Minnesota running back Rodney Smith runs the ball during the spring game on Saturday at TCF Bank Stadium.

Alex Tuthill-Preus

Minnesota running back Rodney Smith runs the ball during the spring game on Saturday at TCF Bank Stadium.

Grant Donald

This year, Jerry Kill prepared his team for its annual spring game a little differently.
 
Instead of the traditional low-key walkthrough that players are accustomed to, Kill turned practice completely over to his team in preparation for his fifth spring game with the Gophers.
 
“It’s really fun to watch them,” Kill said. “To me, our job is to get those guys so knowledgeable that they could go coach if they wanted to.”
 
With the team heading into the coach-free summer months, its success rests solely in the players’ hands.
 
But Kill doesn’t seem worried.
 
“[Friday] went great. … I told them we just need to get out there and let them coach themselves,” Kill said. “I wanted to see what they wanted [the summer] to look like.”
 
But months away from Minnesota’s September season opener against TCU, Saturday’s spring game showed the Gophers still have plenty to work on.
 
Young receivers dropped multiple catchable passes, negating big plays.
 
“Ultimately, [this summer] is going to be about those receivers and getting those guys comfortable,” quarterback Mitch Leidner said. “Me and the rest of the quarterbacks need those guys to be on the same page as us at all times.”
 
This year, Leidner’s chemistry with his receivers looks more important than ever.
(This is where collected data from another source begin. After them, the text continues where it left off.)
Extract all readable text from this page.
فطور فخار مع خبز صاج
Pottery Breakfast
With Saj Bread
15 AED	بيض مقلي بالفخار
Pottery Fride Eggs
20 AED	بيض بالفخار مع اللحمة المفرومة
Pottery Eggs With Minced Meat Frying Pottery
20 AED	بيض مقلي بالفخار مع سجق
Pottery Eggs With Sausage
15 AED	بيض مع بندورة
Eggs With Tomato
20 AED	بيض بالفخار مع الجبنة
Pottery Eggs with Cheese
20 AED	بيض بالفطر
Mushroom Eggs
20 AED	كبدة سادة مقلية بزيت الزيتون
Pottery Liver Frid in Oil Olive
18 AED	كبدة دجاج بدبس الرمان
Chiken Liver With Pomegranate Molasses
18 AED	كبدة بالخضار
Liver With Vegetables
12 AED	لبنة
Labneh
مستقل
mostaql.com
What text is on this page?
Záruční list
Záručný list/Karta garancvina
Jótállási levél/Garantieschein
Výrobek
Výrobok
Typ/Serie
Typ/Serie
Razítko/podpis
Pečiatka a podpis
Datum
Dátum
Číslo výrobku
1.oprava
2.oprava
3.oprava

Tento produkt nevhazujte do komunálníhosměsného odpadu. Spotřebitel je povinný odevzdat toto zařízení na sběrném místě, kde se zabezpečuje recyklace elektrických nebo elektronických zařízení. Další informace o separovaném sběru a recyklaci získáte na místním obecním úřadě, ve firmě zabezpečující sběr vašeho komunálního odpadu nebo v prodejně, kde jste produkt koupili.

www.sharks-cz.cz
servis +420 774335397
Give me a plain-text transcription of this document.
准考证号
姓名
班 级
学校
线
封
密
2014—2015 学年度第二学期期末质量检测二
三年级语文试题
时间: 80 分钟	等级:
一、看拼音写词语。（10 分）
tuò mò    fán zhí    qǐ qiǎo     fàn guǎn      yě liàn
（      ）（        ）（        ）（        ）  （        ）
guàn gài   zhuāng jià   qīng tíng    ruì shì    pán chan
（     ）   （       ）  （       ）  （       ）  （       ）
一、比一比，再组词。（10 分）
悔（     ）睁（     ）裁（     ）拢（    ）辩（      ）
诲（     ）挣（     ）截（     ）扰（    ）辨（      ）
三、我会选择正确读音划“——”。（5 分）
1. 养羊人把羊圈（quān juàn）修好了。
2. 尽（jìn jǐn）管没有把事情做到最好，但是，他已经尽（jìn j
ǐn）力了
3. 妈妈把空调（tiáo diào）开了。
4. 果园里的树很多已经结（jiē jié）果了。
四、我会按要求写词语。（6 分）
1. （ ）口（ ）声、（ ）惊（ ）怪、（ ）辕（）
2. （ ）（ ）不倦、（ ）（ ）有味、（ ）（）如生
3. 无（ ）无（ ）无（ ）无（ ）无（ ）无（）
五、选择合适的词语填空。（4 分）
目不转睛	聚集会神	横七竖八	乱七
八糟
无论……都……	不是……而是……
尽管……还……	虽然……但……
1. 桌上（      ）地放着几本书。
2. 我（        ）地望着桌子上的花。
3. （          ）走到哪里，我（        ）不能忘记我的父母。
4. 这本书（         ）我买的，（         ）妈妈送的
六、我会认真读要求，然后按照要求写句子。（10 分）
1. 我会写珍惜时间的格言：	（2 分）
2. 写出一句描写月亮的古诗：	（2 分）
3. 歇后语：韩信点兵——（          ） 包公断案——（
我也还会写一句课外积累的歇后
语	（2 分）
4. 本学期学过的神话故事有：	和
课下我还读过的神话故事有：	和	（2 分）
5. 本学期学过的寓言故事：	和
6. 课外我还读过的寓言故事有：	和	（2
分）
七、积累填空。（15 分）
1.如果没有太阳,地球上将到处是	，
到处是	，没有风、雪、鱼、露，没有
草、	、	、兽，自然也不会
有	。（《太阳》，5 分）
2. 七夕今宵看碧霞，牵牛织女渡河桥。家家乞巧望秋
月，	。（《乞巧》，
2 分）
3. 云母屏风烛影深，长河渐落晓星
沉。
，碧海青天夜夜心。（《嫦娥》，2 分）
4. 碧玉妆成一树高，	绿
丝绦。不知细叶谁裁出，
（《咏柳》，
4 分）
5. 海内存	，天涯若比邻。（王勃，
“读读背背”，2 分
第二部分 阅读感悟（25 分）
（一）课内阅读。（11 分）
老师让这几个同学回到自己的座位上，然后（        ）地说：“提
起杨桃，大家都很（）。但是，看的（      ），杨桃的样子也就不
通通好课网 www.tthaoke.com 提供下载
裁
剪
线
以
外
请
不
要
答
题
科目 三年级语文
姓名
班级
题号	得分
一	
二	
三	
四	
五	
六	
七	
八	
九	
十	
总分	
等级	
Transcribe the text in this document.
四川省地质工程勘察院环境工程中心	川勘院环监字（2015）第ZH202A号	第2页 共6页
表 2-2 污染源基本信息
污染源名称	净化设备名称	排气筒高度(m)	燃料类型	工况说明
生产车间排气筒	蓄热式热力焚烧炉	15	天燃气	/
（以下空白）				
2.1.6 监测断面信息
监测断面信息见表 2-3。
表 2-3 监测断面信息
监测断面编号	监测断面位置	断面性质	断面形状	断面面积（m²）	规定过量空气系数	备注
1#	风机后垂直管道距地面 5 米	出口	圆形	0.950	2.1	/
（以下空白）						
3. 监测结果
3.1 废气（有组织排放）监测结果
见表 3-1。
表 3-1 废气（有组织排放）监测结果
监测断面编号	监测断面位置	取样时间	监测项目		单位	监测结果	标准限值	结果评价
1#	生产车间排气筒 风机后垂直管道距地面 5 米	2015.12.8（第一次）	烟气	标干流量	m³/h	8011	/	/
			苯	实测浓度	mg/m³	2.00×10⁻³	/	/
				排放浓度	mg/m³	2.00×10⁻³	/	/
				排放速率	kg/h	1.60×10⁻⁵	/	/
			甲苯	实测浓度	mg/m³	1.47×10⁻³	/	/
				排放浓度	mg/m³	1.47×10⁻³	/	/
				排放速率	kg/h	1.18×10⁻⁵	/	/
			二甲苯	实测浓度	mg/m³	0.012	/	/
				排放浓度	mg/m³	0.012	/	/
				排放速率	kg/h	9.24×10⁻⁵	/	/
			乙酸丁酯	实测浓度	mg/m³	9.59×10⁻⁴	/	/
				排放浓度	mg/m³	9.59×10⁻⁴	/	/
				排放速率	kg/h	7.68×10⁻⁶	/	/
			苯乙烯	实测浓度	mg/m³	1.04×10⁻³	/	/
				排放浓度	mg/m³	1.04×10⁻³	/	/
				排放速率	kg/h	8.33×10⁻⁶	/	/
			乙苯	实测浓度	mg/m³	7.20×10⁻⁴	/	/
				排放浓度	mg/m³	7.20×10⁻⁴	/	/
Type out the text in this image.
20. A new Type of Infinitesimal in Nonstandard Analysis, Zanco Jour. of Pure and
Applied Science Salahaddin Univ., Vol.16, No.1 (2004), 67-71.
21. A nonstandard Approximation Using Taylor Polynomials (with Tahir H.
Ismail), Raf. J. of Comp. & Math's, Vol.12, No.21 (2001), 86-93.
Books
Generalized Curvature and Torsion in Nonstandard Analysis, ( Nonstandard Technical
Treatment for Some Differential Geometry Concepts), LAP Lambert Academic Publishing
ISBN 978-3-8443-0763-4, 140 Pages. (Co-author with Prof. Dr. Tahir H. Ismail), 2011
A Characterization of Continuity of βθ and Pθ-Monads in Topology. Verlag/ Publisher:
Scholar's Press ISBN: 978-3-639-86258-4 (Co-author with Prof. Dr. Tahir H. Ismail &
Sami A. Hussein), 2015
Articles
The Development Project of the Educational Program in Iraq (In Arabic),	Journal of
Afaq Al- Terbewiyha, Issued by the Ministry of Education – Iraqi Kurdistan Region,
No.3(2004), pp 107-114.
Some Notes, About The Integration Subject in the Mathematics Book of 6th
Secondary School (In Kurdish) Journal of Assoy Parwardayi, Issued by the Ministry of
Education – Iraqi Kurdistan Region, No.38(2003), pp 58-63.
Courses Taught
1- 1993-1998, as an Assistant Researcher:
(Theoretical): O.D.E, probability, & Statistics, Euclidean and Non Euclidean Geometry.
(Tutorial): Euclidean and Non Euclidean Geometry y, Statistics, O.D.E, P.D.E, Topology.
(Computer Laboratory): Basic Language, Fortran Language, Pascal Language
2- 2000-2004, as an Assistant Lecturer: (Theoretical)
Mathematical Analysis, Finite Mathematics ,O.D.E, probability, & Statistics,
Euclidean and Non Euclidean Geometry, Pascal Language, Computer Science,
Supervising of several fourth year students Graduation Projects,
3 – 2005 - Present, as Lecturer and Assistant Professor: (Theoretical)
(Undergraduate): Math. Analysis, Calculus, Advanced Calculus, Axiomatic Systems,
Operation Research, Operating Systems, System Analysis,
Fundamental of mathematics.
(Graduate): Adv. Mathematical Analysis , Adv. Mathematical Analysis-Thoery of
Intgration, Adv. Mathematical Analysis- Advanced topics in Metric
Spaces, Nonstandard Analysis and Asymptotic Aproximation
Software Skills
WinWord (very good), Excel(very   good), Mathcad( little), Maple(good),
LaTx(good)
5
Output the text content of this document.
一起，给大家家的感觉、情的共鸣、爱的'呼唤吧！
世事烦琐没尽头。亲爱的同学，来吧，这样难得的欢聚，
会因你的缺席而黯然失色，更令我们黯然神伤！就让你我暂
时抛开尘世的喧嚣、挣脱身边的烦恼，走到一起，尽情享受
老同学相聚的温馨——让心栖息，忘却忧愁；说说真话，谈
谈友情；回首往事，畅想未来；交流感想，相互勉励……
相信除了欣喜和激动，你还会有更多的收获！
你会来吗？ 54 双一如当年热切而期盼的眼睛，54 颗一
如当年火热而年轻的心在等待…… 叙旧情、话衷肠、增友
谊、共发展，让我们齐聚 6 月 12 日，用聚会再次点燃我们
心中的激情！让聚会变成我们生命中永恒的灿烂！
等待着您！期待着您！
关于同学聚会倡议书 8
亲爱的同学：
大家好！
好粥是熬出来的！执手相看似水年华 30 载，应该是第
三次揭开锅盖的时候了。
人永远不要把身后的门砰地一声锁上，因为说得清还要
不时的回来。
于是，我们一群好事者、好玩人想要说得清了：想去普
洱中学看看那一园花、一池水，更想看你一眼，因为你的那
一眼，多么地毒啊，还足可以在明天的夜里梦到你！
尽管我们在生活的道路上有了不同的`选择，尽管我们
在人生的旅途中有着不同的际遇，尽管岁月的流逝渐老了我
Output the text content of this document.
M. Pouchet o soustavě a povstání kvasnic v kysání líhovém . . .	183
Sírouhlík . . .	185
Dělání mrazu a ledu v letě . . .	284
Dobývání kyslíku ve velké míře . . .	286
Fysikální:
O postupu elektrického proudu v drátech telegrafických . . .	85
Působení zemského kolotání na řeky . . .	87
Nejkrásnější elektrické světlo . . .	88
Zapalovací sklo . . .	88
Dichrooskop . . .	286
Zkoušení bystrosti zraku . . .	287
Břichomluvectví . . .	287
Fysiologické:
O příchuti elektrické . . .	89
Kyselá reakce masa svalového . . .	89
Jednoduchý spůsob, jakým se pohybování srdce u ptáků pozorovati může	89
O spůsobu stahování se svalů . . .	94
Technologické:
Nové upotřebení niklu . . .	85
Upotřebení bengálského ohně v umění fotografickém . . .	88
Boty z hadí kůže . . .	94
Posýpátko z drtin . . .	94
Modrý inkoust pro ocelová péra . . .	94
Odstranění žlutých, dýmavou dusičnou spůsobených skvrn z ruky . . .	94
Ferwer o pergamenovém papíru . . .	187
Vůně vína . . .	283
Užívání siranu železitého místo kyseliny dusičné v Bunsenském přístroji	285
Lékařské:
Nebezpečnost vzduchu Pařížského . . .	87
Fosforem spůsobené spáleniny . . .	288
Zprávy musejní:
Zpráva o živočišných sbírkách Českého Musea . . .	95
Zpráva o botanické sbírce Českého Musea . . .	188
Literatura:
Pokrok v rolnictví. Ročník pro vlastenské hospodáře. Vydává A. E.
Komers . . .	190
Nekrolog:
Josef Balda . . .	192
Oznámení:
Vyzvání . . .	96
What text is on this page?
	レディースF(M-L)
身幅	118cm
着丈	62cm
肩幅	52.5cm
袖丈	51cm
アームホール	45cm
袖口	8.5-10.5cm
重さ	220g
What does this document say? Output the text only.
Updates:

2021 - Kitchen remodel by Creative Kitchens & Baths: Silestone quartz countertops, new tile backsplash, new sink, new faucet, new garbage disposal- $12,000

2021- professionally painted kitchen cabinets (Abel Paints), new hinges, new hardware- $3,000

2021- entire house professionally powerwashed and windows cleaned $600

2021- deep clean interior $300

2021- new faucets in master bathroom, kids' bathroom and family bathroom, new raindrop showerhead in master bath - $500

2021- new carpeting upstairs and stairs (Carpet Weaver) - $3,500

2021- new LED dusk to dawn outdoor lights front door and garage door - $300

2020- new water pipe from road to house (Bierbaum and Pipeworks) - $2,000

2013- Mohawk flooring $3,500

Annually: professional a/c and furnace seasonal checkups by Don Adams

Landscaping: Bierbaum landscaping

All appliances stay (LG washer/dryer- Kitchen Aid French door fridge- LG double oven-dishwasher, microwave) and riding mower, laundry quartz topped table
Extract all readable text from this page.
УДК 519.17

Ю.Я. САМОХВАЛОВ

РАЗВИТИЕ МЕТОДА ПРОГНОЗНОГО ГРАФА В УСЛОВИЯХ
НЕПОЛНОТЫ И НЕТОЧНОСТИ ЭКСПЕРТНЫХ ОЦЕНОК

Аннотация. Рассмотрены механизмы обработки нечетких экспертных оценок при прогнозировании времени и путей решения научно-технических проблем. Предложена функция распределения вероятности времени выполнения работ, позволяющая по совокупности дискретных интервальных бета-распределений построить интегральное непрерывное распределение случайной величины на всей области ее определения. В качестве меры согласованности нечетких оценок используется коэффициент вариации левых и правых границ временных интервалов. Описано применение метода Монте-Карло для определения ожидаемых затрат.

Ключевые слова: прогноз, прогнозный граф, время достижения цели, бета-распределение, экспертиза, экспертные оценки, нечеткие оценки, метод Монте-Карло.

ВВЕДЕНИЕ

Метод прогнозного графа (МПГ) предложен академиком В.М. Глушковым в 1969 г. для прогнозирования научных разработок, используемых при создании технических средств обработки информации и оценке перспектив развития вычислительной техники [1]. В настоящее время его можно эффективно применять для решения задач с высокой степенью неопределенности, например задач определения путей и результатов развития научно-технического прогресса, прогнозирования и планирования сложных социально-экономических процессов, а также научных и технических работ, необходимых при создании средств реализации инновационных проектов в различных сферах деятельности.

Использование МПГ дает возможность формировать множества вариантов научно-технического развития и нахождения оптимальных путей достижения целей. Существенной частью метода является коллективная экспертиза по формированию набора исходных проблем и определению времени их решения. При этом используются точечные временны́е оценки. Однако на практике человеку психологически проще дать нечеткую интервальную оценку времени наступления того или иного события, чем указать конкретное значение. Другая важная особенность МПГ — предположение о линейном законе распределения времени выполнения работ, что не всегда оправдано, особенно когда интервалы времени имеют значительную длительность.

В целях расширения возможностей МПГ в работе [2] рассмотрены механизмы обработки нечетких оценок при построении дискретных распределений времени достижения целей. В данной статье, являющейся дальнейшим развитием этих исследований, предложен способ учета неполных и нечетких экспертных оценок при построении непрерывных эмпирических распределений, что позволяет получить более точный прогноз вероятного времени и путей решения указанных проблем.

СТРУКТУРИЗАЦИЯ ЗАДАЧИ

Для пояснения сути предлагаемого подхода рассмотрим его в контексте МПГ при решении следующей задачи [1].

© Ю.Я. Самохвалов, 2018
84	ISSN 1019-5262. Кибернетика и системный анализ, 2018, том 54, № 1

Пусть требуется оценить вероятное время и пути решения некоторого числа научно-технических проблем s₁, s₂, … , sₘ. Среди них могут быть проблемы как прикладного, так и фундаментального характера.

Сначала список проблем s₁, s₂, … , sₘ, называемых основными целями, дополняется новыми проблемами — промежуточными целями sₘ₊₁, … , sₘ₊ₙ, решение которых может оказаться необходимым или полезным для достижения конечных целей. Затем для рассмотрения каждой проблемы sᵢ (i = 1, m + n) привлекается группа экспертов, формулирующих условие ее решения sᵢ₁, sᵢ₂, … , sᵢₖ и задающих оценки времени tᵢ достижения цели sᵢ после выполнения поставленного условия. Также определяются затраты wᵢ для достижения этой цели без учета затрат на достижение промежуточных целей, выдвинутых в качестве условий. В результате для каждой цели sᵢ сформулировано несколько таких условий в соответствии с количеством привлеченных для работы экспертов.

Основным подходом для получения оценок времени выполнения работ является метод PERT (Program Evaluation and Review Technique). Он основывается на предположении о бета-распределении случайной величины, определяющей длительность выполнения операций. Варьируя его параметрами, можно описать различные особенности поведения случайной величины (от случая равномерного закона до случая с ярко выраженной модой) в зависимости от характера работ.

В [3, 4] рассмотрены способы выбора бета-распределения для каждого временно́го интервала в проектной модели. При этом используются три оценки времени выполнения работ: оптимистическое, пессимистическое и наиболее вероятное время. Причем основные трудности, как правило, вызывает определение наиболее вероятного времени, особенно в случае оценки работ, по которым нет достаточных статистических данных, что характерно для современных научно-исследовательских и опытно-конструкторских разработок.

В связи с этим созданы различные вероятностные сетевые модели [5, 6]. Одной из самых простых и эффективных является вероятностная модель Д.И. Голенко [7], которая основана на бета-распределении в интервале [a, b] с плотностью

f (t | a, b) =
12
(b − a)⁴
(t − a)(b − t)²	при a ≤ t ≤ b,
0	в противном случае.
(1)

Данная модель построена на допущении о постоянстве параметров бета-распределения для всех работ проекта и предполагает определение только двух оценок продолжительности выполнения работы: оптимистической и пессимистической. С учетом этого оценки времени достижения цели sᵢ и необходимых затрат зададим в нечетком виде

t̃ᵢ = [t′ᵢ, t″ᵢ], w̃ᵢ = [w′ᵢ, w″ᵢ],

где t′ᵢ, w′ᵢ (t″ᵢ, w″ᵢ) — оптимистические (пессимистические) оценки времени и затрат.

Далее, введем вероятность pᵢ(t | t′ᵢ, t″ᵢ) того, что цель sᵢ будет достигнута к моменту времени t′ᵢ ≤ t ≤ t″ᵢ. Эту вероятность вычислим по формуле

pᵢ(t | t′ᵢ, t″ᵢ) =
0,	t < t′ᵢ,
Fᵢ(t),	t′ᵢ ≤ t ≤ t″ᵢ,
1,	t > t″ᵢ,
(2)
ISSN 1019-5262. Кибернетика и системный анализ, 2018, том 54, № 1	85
The former Lakeville South star won’t have his number one target from a year ago — tight end Maxx Williams, who entered the NFL draft.
 
If the chemistry comes along, there is plenty of raw talent for Leidner to work with. Isaiah Gentry and Melvin Holland made a few plays Saturday, as did former four-star Washburn running back Jeff Jones.
 
Jones, who has been taking reps with the receivers during the spring, had two catches for 26 yards, but he also was responsible for one of the drops.
 
“I just talked to Jeff and told him that he needs to play outside at receiver some because he can run and go get a football,” Kill said. “He probably hadn’t played football in a year, so I’m very pleased with where he is at right now.”
 
With Jones taking most of his snaps at receiver, veteran Rodrick Williams, redshirt sophomore Berkley Edwards and redshirt freshman Rodney Smith are left to battle for the starting running back spot.
 
Williams only played during the first series Saturday, running six times for 33 yards and a touchdown. Both Edwards and Smith received 12 carries, with Edwards tallying 31 rushing yards, while Smith racked up 41 yards.
 
Heading into the summer, the Gophers seem comfortable with a running back by committee approach. However, the backs also realize the summer presents an opportunity for one of them to set himself apart from the competition.
 
“I am going to do anything that my team needs me to do,” Williams said Saturday. “I like the fact that we have depth and people that know what they’re doing, but I still want to be the one to go out there and win the game.”
 
Regardless, it seems like the players will have to improve on the base they created this spring. 
 
But while Minnesota’s inexperienced and talented skill players work, one thing is certain — age is just a number.
 
“I learned something from the Final Four and [Duke basketball coach Mike] Krzyzewski; you never call freshmen ‘freshmen,’” Kill said. “We are going to do that with our freshmen — if you are going to play, you have to get over being a freshman.”